Curtain rises on new theatres

Arts Professional
2 min read

More than £120m later, three English theatre companies are ready to move into their new homes. The Royal Shakespeare Company (RSC), which has been staging work from the Courtyard Theatre in Stratford-on-Avon for the past three years, has announced that its refurbished Royal Shakespeare Theatre will reopen to the public for tours and one-off events on 24 November. The four-year development project has cost £112.8m, £34.7m of which was raised by donations from 13,000 people in 55 countries, but is coming in on time and budget according to the RSC. The company celebrates its fiftieth birthday next year, and the first plays will be staged in the new theatre in February 2011, with a formal opening and a full-scale season of plays in April.
Elsewhere, the Pegasus Youth Theatre in Oxford reopened on 4 September, following a £7.4m revamp. The project received a £3.35m cash injection from Arts Council England, with remaining funds successfully raised from private donors, a Lottery grant and the money from the Department of Children, Schools and Families (now the Department for Education). Pegasus also raised £650,000 from the local community through a number of activities, including seat naming, a friends’ scheme and sponsored events. A generous £100,000 was also gifted by Oxford-based author Philip Pullman, in whose honour Pegasus has since named its stage.

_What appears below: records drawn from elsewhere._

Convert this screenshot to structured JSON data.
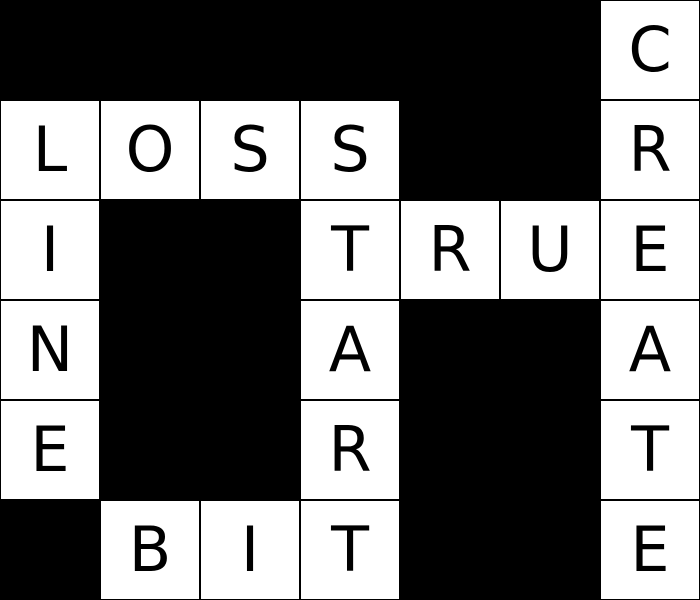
{
  "puzzle": {
    "cols": 7,
    "rows": 6,
    "colors": {
      "cell_fill": "#ffffff",
      "block_fill": "#000000",
      "letter_color": "#000000"
    },
    "grid": [
      [
        "#",
        "#",
        "#",
        "#",
        "#",
        "#",
        "C"
      ],
      [
        "L",
        "O",
        "S",
        "S",
        "#",
        "#",
        "R"
      ],
      [
        "I",
        "#",
        "#",
        "T",
        "R",
        "U",
        "E"
      ],
      [
        "N",
        "#",
        "#",
        "A",
        "#",
        "#",
        "A"
      ],
      [
        "E",
        "#",
        "#",
        "R",
        "#",
        "#",
        "T"
      ],
      [
        "#",
        "B",
        "I",
        "T",
        "#",
        "#",
        "E"
      ]
    ]
  }
}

Over in Derbyshire, the Pavilion Arts Centre (PAC) will become the first new theatre in the area for more than a century when it opens at the end of September. Formerly the Paxton Suite in Buxton’s Pavilion Gardens complex, the PAC is a second venue for Buxton Opera House, to be managed and programmed by High Peak Theatre Trust. Restoration of the building, which initially opened in 1889, has cost around £2.5m. PAC is set to become a permanent home to the Opera House’s junior, youth and student theatre companies, as well as touring events and shows. Also in Derbyshire, the Duchess Theatre, which was gutted by fire in 2003, has reopened following £250,000 of rebuilding work.